Une nouvelle ligne Maginot? (MàJ)

« La vérité, c’est qu’il faut arrêter de croire que notre armée se mesure à la hauteur de ses seuls effectifs. Il faut une armée équipée, entraînée, modernisée. Dans le contexte financier dont j’ai parlé, il faut des choix et il faut regarder la situation telle qu’elle est » a ainsi déclaré le président Sarkozy lors de son discours portant sur la réforme des armées tenu devant près de 3.000 militaires réunis à Paris le 17 juin dernier.

A cette occasion, le chef de l’Etat a annoncé les orientations qui ont été établies à partir des recommandations du Livre blanc sur la défense et la sécurité nationale pour répondre aux nouvelles menaces. Ainsi, un effort sensible sera fait pour doubler les crédits affectés au renseignement spatiale et un commandement interarmées pour l’espace sera créé.

Le président Sarkozy a par ailleurs annoncé le développement d’un système de détection et d’alerte avancée de tirs de missiles balistiques. La Russie et surtout les Etats-Unis disposent de cette capacité de détection depuis plus de quarante ans, notamment avec leurs satellites géostationnaires DSP-I (Defense Support Program – Improved). Les Américains travaillent actuellement à un nouveau programme, baptisé SBIRS (Space-Based Infrared System) qui en plus d’observer des tirs de missiles sera également capable d’obtenir des renseignements opérationnels en cas d’engagement classique.
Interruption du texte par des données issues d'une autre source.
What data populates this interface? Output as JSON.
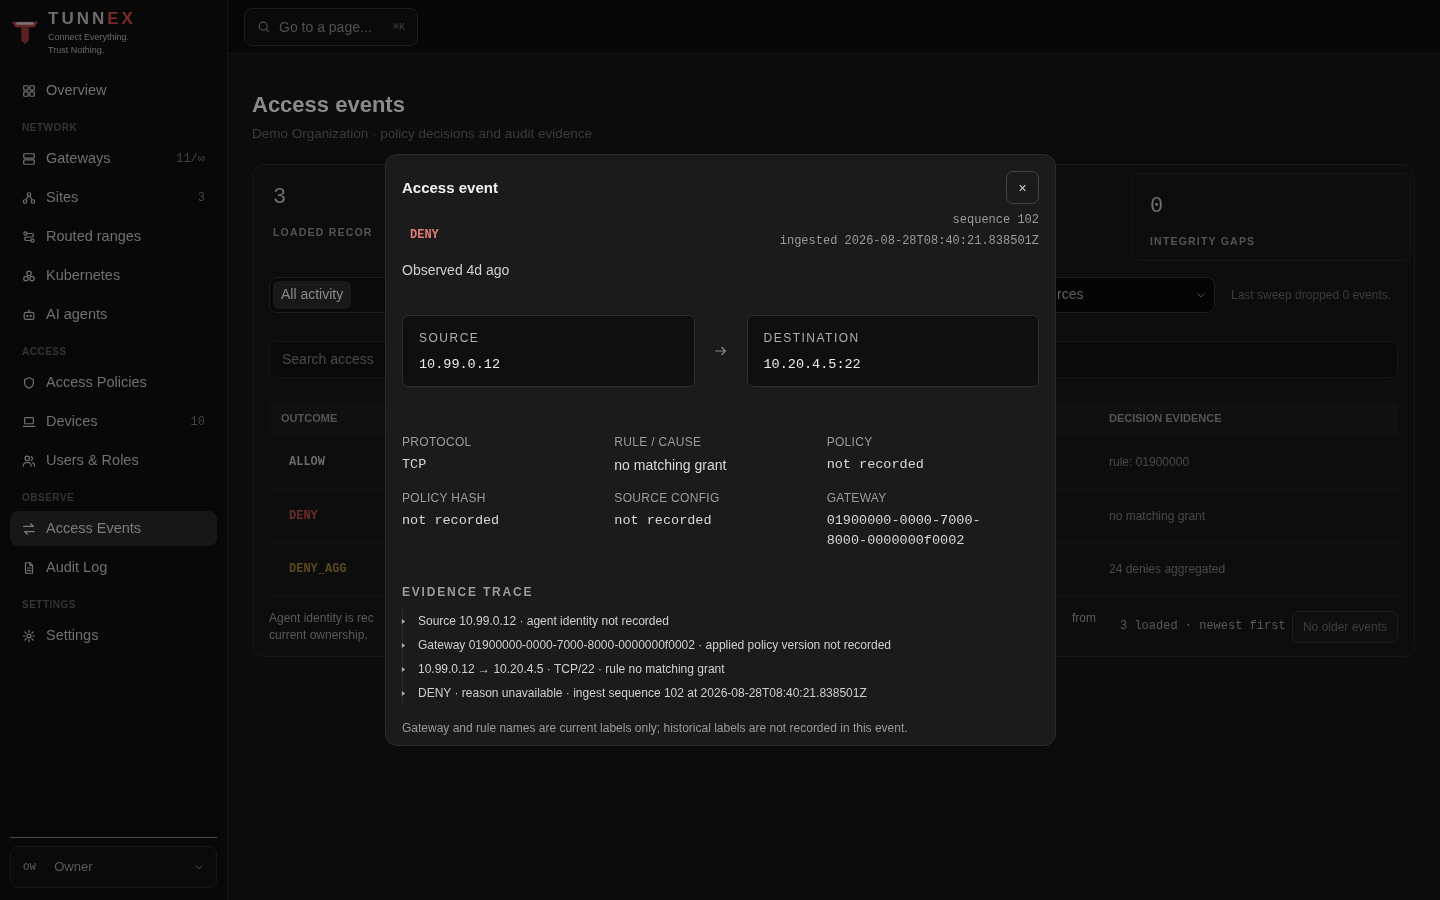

Les coûts de développement de ce système pourraient atteindre les 20 milliards de dollars d’ici à 2020.

La France a quant à elle déjà lancé un programme de recherche pour acquérir cette capacité d’alerte avancée. Dès 2004, la Direction générale pour l’armement (DGA) a en effet signé un contrat de 124 millions d’euros avec EADS Astrium pour la maîtrise d’oeuvre associé à Alcatel Space (aujourd’hui Thales Alenia Space) pour la conception d’un démonstrateur afin de valider les technologies nécessaires à un tel programme. Le projet, appelé SPIRALE (Système Préparatoire Infra-Rouge pour l’ALErte) repose sur deux microsatellites de 120kg de masse, placés en orbite géostationnaire.

Le problème de la prolifération de missiles balistiques dans le monde a été évoqué par le président Sarkozy pour justifier le développement de ce système de détection et d’alerte avancée. « Un nombre croissant de pays vont disposer de missiles balistiques dont il faut bien le dire que la portée s’allonge jusqu’à atteindre plusieurs milliers de kilomètres, jusqu’à pouvoir frapper l’Europe », a-t-il déclaré.

Actuellement, les pays qui disposent de tels missiles sont connus et leur nombre est limité. La plupart du temps, leurs vecteurs ont été conçus à partir d’engins fournis par la Russie (les Scud étant aux missiles ce que la Kalashnikov est aux fusils). La Corée du Nord, classée parmi les Etats voyous (« Rogue State »), a joué un rôle non négligeable d’ailleurs dans le transfert de technologies liées aux missiles balistiques, de même que la Chine qui en a vendu à l’Arabie Saoudite et qui a aidé le Pakistan à développer son arsenal.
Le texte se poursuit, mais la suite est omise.